Per Antonicelli l'accusa di voto di scambio con i clan camorristici Gionta e Mariano

MONZA - L’inchiesta sulla camorra realizzata dalla Procura di Monza, denominata "Briantenopea", ha portato all’arresto dell’ex assessore all’Ambiente e Acque di Monza Giovanni Antonicelli (Pdl), con l’accusa di associazione per delinquere, qualcosa in più del semplice voto di scambio con alcuni esponenti dei clan camorristici Gionta e Mariano. Il politico era stato costretto alle dimissioni da un'inchiesta della Procura di Monza per corruzione poco prima delle ultime elezioni. Lo scambio di favori era alla base del patto, dagli alloggi ai voti. Il singolo voto veniva pagato 30 euro, la famiglia intera invece riceveva una cifra forfettaria di 50 euro.

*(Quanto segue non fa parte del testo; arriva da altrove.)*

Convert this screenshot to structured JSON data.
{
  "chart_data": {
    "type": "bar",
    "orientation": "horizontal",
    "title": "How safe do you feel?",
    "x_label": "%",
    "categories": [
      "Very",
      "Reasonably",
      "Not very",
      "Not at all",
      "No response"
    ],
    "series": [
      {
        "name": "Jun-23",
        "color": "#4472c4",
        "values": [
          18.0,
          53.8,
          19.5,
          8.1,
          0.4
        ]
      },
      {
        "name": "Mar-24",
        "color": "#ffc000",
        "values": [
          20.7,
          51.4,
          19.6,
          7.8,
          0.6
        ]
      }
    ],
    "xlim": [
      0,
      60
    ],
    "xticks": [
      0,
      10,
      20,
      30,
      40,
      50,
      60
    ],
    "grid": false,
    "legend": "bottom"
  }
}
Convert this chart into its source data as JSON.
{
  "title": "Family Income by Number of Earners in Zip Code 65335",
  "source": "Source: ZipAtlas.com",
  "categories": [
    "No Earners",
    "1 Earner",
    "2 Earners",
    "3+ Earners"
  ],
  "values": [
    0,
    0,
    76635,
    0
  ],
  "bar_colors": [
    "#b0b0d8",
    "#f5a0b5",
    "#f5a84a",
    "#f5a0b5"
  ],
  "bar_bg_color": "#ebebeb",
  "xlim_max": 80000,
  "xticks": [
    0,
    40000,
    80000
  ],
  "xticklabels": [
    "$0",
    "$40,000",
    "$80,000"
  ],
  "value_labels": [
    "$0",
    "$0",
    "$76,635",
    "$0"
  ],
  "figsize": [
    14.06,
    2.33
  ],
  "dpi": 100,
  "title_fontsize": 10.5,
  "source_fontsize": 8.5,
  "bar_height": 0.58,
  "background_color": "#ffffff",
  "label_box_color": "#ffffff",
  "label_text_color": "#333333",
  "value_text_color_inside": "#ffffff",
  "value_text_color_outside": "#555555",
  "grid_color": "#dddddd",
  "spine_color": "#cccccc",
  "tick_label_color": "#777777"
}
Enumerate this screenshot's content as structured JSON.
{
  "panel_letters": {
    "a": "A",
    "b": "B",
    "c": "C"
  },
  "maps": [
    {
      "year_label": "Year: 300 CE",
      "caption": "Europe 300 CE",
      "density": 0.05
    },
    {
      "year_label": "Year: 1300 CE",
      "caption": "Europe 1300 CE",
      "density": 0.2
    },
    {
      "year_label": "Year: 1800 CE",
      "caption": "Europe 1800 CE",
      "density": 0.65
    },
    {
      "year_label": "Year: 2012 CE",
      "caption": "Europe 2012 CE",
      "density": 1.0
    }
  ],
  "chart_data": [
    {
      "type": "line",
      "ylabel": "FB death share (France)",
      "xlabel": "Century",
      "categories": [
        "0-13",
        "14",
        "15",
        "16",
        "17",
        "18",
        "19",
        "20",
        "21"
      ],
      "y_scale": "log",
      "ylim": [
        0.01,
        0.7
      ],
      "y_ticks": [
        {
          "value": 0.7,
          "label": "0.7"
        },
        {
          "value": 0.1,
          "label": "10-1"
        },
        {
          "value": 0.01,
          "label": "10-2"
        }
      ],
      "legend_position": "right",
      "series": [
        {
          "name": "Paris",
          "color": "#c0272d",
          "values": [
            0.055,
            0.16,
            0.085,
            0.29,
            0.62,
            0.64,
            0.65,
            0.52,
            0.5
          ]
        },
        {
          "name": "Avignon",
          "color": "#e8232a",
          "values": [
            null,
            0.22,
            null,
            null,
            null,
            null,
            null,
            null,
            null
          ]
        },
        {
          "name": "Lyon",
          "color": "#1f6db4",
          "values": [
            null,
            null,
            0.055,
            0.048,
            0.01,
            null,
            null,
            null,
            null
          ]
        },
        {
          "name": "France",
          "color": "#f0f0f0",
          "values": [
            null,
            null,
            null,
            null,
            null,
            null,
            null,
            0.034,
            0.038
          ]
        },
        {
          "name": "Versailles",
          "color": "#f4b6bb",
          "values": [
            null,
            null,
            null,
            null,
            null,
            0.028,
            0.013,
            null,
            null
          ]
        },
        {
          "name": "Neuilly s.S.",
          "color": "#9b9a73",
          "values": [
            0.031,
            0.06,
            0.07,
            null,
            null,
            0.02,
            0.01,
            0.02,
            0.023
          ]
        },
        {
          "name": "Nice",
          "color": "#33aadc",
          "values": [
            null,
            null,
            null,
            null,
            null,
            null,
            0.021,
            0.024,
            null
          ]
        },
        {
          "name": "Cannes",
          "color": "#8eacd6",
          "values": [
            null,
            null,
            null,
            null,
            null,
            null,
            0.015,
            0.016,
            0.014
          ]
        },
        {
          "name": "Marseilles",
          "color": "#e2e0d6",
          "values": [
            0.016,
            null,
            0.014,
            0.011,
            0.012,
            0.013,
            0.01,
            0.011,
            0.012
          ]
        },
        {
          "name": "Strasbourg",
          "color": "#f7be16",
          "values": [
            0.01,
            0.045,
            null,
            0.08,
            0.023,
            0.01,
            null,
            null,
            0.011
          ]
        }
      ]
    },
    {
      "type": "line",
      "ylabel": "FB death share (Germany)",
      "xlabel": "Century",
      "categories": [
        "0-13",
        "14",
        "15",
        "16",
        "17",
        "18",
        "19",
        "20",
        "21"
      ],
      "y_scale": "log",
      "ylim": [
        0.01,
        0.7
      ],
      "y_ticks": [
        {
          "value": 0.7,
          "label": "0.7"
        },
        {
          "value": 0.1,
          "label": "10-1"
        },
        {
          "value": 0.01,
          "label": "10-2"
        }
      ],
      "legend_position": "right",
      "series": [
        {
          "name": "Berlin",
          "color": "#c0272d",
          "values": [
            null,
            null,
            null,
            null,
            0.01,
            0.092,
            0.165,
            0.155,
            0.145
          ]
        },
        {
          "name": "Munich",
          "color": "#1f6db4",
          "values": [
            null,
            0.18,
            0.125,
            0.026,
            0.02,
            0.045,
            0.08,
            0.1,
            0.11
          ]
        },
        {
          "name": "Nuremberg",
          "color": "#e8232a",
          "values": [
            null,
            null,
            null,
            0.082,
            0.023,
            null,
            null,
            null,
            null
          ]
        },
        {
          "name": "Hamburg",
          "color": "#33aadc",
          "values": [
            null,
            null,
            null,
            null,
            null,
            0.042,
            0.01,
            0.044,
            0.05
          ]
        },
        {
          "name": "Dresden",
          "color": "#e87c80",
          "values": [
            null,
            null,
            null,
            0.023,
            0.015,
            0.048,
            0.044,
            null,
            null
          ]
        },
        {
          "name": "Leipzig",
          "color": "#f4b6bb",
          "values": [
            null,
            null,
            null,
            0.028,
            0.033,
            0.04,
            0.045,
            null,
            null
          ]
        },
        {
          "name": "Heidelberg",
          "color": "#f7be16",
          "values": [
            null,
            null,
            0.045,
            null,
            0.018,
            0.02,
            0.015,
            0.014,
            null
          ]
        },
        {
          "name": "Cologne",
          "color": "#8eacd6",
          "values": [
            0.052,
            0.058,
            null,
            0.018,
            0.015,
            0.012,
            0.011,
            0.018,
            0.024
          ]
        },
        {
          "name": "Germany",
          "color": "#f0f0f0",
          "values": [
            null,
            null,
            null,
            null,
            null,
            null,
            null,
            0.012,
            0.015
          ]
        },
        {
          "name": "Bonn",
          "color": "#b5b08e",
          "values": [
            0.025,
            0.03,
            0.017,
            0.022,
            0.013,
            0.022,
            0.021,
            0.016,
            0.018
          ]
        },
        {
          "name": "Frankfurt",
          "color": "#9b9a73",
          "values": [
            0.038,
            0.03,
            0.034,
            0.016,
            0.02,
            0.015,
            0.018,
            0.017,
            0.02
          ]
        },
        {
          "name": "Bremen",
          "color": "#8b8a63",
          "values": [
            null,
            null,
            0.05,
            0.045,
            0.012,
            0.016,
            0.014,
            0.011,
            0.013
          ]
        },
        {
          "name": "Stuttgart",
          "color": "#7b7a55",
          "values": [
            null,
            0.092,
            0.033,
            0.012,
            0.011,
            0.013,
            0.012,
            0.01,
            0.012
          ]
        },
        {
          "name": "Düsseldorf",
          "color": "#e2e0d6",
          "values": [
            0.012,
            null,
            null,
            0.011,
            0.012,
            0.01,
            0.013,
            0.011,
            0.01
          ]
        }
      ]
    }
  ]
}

Coinvolto nelle indagini sulla compravendita di voti anche l’ex consigliere comunale di Milano Renzo De Biase (Pdl), che però non è stato rieletto alle ultime elezioni. Ci sarebbero stati incontri tra il politico ed elementi appartenenti all’organizzazione, che avrebbero comprato voti in suo favore. Ancora non si è certi della sua consapevolezza del fatto.